Additionally we see this element of repeated filling, and emptying (Gen. 24:20), to satisfy the thirsty.  That which we are filled with is to be poured back out for the benefit of others.  Rebekah shows us how to be a voluntary vessel; to be such may be tiring work at times, but it is of mighty use to God.

We see the repeated ascending and descending to obtain the water (Gen. 24:16, 20), perhaps showing how the church must go to the lowliest among us, and in turn ascends unto Christ, the highest apex of our spirituality.

In this case, camels are unclean animals by Jewish standards.  Although these standards have not been formally established in scripture yet, this knowledge was likely already common among the people of God, as Noah, for instance, was directed to bring seven pairs of ‘clean’ animals (Gen. 7:2-3), and Abraham had performed several offerings to God, although sacrifices are not established in the scriptures until the book of Leviticus.
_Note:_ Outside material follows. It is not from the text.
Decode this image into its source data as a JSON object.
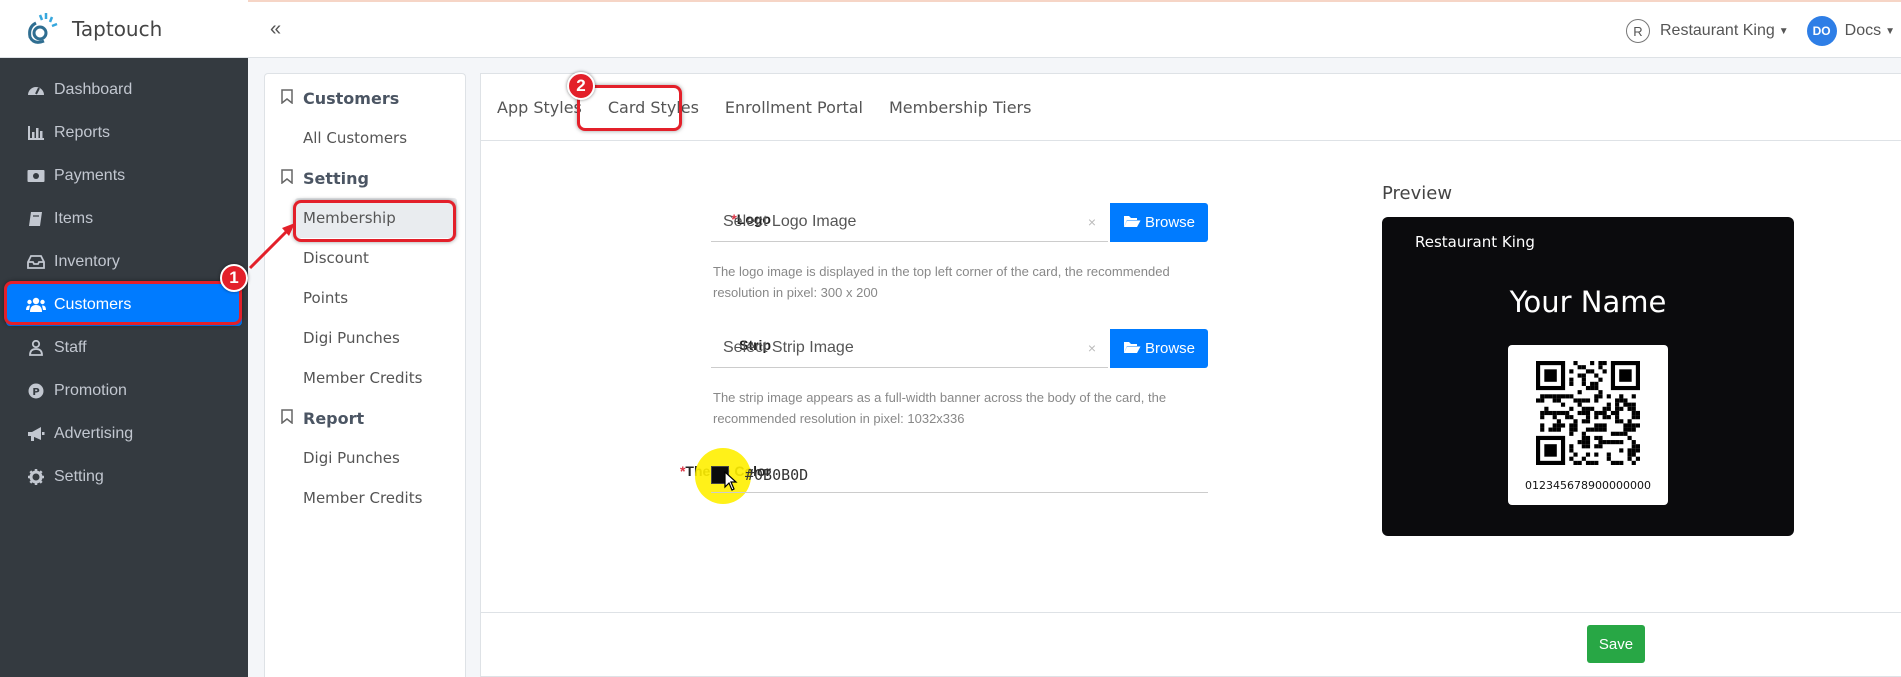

We must learn to understand that just because it was not written yet, it does not mean it had not been revealed to people by God yet.

We see the servant/Spirit giving good gifts and Rebekah/the church receiving them.  Her pedigree is obvious by her actions.  The servant gives her the gifts even before asking if she is from Abraham’s family. (Gen. 24:22-23)  Her actions truly do speak louder than her words.